In wrongful conviction cases, it has become commonplace for the plaintiff to seek to introduce evidence at trial regarding a defendant police officer’s alleged bad acts towards other individuals besides the plaintiff. This “other acts” evidence is introduced pursuant to Rule 404(b) of the Federal Rules of Evidence. Much sooner in the litigation, though, before the field of Rule 404(b) witnesses has been narrowed at trial, a wrongful conviction plaintiff discloses several, sometimes hundreds of, Rule 404(b) witnesses. These plentiful disclosures inevitably lead to discovery fights over which witnesses will actually be called at trial and thus which witnesses need

to be deposed before the close of fact discovery. Plaintiffs here seek to disclose an essentially unlimited number of Rule 404(b) witnesses and argue that only a limited number of depositions need to be taken; Defendants seek to take depositions of any Rule 404(b) witness listed and thus seek leave to either depose all of them or narrow that list to five witnesses. Doc. [197]. Most importantly for this Court in managing discovery, Rule 26(b)(1) of the Federal Rules of Civil Procedure mandates that the Court ensure the pool of discoverable information is limited to relevant matters that are proportional to the needs of the case. Moreover, the law in this circuit surrounding Fed. R. Evid. 404(b), particularly the Seventh Circuit’s Gomez decision, demonstrates the need for courts to place limits on the admission of Rule 404(b) evidence at trial. While the Court’s province here is to manage discovery, and not trial, the Court is nevertheless

mindful that its decision regarding the proper number of Rule 404(b) witnesses for discovery may impact the introduction of Rule 404(b) evidence at trial. I. Fed. R. Evid. 404(b)

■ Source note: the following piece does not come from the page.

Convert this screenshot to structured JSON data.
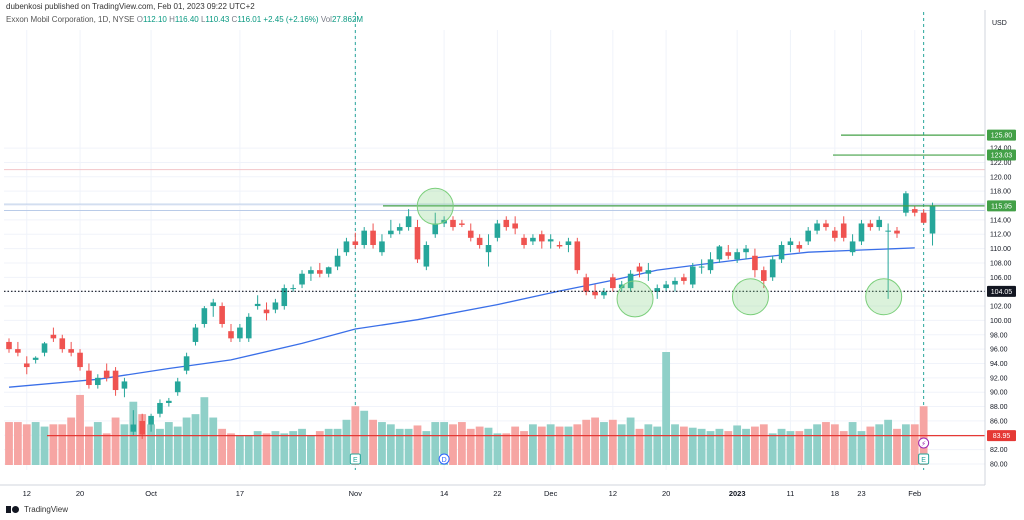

Rule 404(b) of the Federal Rules of Evidence is a character evidence rule. It is titled “Crimes, Wrongs, or Other Acts” and is divided into two sections. The first section explains that evidence of a person’s crimes, wrongs, or other acts cannot be used to prove the person’s character via propensity: “Evidence of a crime, wrong, or other act is not admissible to prove a person's character in order to show that on a particular occasion the person acted in accordance with the character.” Fed. R. Evid. 404(b)(1). Put more simply, Rule 404(b)(1) prohibits a party from offering evidence of a crime, wrong, or other act, to show merely that because the person committed a bad act in the past, the person has the propensity to commit the bad act at issue in the litigation. However, the second section of Rule 404(b) instructs that evidence of a crime, wrong, or

other act can be used for certain permissible, non-propensity purposes, “such as proving motive, opportunity, intent, preparation, plan, knowledge, identity, absence of mistake, or lack of accident.” Fed. R. Evid. 404(b)(2). Yet it is not enough that evidence of the other act merely be “connected to the defendant’s knowledge, intent, or identity (or some other plausible non- propensity purpose)[.]” United States v. Gomez, 763 F.3d 845, 855 (7th Cir. 2014). For that reason, a proponent of Rule 404(b) evidence cannot “simply [ ] point to a purpose in the ‘permitted’ list and assert that the other-act evidence is relevant to it.” Id. at 856. Rather, the proponent must establish the relevance to a permitted purpose under Rule 404(b)(2) “through a chain of reasoning that does not rely on the forbidden inference that the person has a certain character and acted in accordance with that character on the occasion charged in the case.” Id. at 860.

In Gomez, the Seventh Circuit revisited its test for the admission of Rule 404(b) evidence and instructed trial courts to tighten the reins.